Gold plummets, "safe haven for funds" changes hands? JPMorgan: During the war, "Bitcoin becomes the new darling of hedging."

The conflict in the Middle East is escalating, and the global risk-averse landscape is already undergoing a reshuffle. JPMorgan Chase stated that during the outbreak of geopolitical conflict in Iran, Bitcoin, known as “digital gold,” has seen a significant inflow of funds and increased trading activity, demonstrating a much stronger resilience against declines compared to gold and silver; in contrast, precious metals are facing massive capital outflows and severe liquidations of long positions.

Why has the traditional “safe-haven asset” failed in this crisis? The JPMorgan analysis team, led by Nikolaos Panigirtzoglou, released a report on Wednesday indicating that gold prices have fallen about 15% since the beginning of this month, primarily due to the continuously rising interest rate environment and a strong dollar, which have put pressure on the “previously overcrowded positions.”

Analysts noted that both gold and silver soared to historical highs earlier this year, with gold prices nearing $5,500 per ounce and silver prices surging to $120. Once market sentiment shifts, both are susceptible to profit-taking and position liquidations.

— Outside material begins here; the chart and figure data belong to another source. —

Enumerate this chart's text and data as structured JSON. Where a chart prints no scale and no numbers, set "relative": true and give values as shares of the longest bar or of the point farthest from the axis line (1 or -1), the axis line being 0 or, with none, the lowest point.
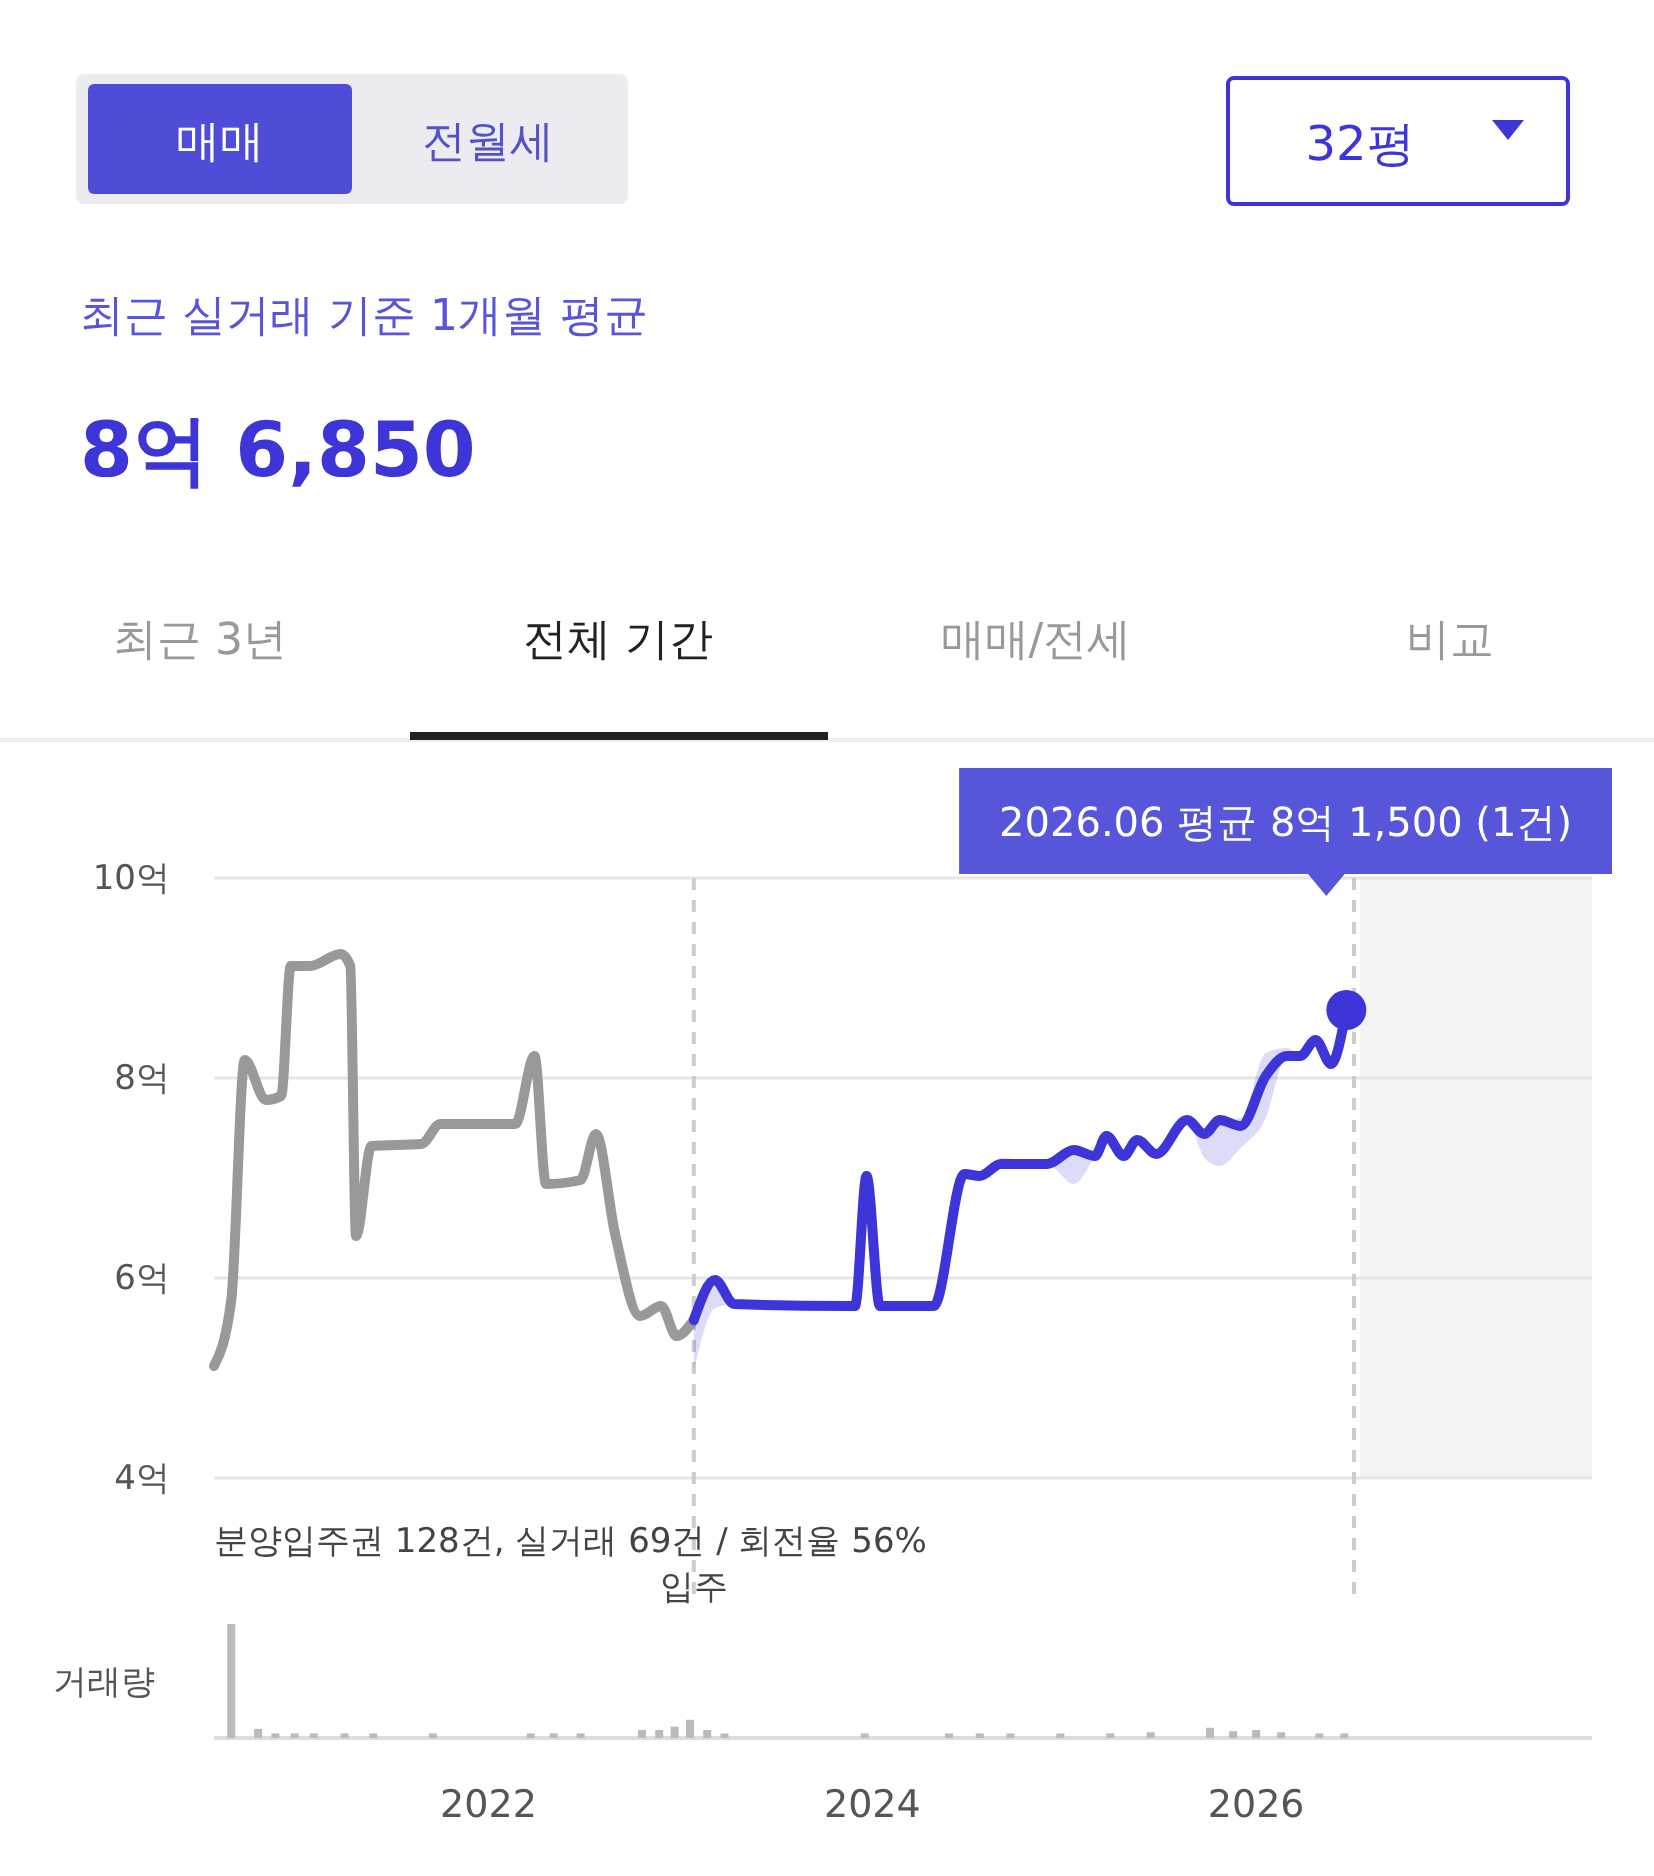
{
  "chart_data": [
    {
      "type": "line",
      "title": "최근 실거래 기준 1개월 평균",
      "subtitle": "8억 6,850",
      "annotations": [
        "매매",
        "전월세",
        "32평",
        "최근 3년",
        "전체 기간",
        "매매/전세",
        "비교",
        "분양입주권 128건, 실거래 69건 / 회전율 56%",
        "2026.06 평균 8억 1,500 (1건)"
      ],
      "xlim": [
        2020.57,
        2027.75
      ],
      "ylim": [
        4,
        10
      ],
      "yticks": [
        {
          "value": 4,
          "label": "4억"
        },
        {
          "value": 6,
          "label": "6억"
        },
        {
          "value": 8,
          "label": "8억"
        },
        {
          "value": 10,
          "label": "10억"
        }
      ],
      "grid": "y",
      "tick_labels": "y",
      "marker": "none",
      "line_style": "solid",
      "ref_lines": [
        {
          "axis": "x",
          "value": 2023.07,
          "label": "입주",
          "color": "#cccccc",
          "line_style": "dashed"
        },
        {
          "axis": "x",
          "value": 2026.51,
          "label": null,
          "color": "#cccccc",
          "line_style": "dashed"
        }
      ],
      "bands": [
        {
          "axis": "x",
          "from": 2026.54,
          "to": 2027.75,
          "label": null,
          "color": "#f3f3f3"
        }
      ],
      "series": [
        {
          "color": "#999999",
          "x": [
            2020.57,
            2020.66,
            2020.73,
            2020.84,
            2020.92,
            2020.97,
            2021.07,
            2021.23,
            2021.28,
            2021.31,
            2021.39,
            2021.65,
            2021.75,
            2022.14,
            2022.24,
            2022.3,
            2022.48,
            2022.56,
            2022.66,
            2022.79,
            2022.9,
            2022.98,
            2023.07
          ],
          "values": [
            5.12,
            5.78,
            8.18,
            7.78,
            7.82,
            9.12,
            9.12,
            9.24,
            9.12,
            6.42,
            7.32,
            7.34,
            7.54,
            7.54,
            8.22,
            6.94,
            6.98,
            7.44,
            6.44,
            5.62,
            5.72,
            5.42,
            5.58
          ]
        },
        {
          "color": "#3d35d8",
          "x": [
            2023.07,
            2023.18,
            2023.28,
            2023.86,
            2023.91,
            2023.97,
            2024.04,
            2024.32,
            2024.48,
            2024.56,
            2024.67,
            2024.91,
            2025.05,
            2025.16,
            2025.22,
            2025.31,
            2025.38,
            2025.48,
            2025.64,
            2025.73,
            2025.81,
            2025.92,
            2026.05,
            2026.16,
            2026.23,
            2026.31,
            2026.39,
            2026.47
          ],
          "values": [
            5.58,
            5.98,
            5.74,
            5.72,
            5.72,
            7.02,
            5.72,
            5.72,
            7.04,
            7.02,
            7.14,
            7.14,
            7.28,
            7.22,
            7.42,
            7.22,
            7.38,
            7.24,
            7.58,
            7.44,
            7.58,
            7.52,
            8.02,
            8.22,
            8.22,
            8.38,
            8.14,
            8.68
          ],
          "lower": [
            5.06,
            5.7,
            5.74,
            5.72,
            5.72,
            7.02,
            5.72,
            5.72,
            7.04,
            7.02,
            7.1,
            7.14,
            6.94,
            7.22,
            7.42,
            7.22,
            7.38,
            7.24,
            7.58,
            7.2,
            7.12,
            7.3,
            7.6,
            8.22,
            8.22,
            8.38,
            8.14,
            8.68
          ],
          "upper": [
            5.58,
            5.98,
            5.74,
            5.72,
            5.72,
            7.02,
            5.72,
            5.72,
            7.04,
            7.02,
            7.2,
            7.14,
            7.28,
            7.22,
            7.42,
            7.22,
            7.38,
            7.24,
            7.58,
            7.44,
            7.58,
            7.6,
            8.25,
            8.3,
            8.22,
            8.38,
            8.14,
            8.68
          ]
        }
      ]
    },
    {
      "type": "bar",
      "ylabel": "거래량",
      "relative": true,
      "xlim": [
        2020.57,
        2027.75
      ],
      "xticks": [
        2022,
        2024,
        2026
      ],
      "tick_labels": "x",
      "series": [
        {
          "color": "#bbbbbb",
          "x": [
            2020.66,
            2020.8,
            2020.89,
            2020.99,
            2021.09,
            2021.25,
            2021.4,
            2021.71,
            2022.22,
            2022.34,
            2022.48,
            2022.8,
            2022.89,
            2022.97,
            2023.05,
            2023.14,
            2023.23,
            2023.96,
            2024.4,
            2024.56,
            2024.72,
            2024.98,
            2025.24,
            2025.45,
            2025.76,
            2025.88,
            2026.0,
            2026.13,
            2026.33,
            2026.46
          ],
          "values": [
            1,
            0.08,
            0.04,
            0.04,
            0.04,
            0.04,
            0.04,
            0.04,
            0.04,
            0.04,
            0.04,
            0.07,
            0.07,
            0.1,
            0.16,
            0.07,
            0.04,
            0.04,
            0.04,
            0.04,
            0.04,
            0.04,
            0.04,
            0.05,
            0.09,
            0.06,
            0.07,
            0.05,
            0.04,
            0.04
          ]
        }
      ]
    }
  ]
}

Data shows that in the first three weeks of March this year, gold ETFs bled nearly $11 billion; meanwhile, the funds accumulated in silver ETFs since last summer have all been fully withdrawn. In contrast, Bitcoin during the same period has experienced net inflows of funds, forming a stark contrast with traditional safe-haven assets.

Analysts cited Chainalysis data stating that as the conflict intensifies, local cryptocurrency activity in Iran has seen explosive growth, with citizens moving funds from local exchanges to self-custody wallets and international platforms. Analysts believe that Bitcoin’s borderless characteristics, self-custody ability, and 24/7 trading advantages have undoubtedly made it the preferred tool for people in war-torn regions facing economic collapse, currency devaluation, and threats of capital controls to transfer and safeguard their assets.

Changes in institutional positioning are also worth noting. JPMorgan cited data from the CME on open interest, indicating that positions in gold and silver continued to accumulate from the end of last year to the beginning of this year, but have sharply declined since January, showing that institutional investors are taking profits. In contrast, Bitcoin’s futures positions have remained relatively stable in recent weeks.

Momentum traders also appear to have intensified this asset rotation. Analysts pointed out that indicators related to momentum strategies (such as commodity trading advisors) show that gold and silver have fallen from “overbought levels” to “below neutral,” indicating that forced liquidations are the culprits behind the recent crash in metal prices; at the same time, Bitcoin’s momentum signals have gradually improved from “oversold levels” back to neutral, reflecting an improvement in market sentiment.

The liquidity conditions of different assets have also changed. Analysts stated that according to the “Hui-Heubel Ratio,” which measures market breadth and liquidity, gold has historically had greater market liquidity than silver and Bitcoin. However, this trend has recently reversed: gold’s liquidity conditions have continued, while Bitcoin has shown better market breadth, and silver’s liquidity has sharply contracted.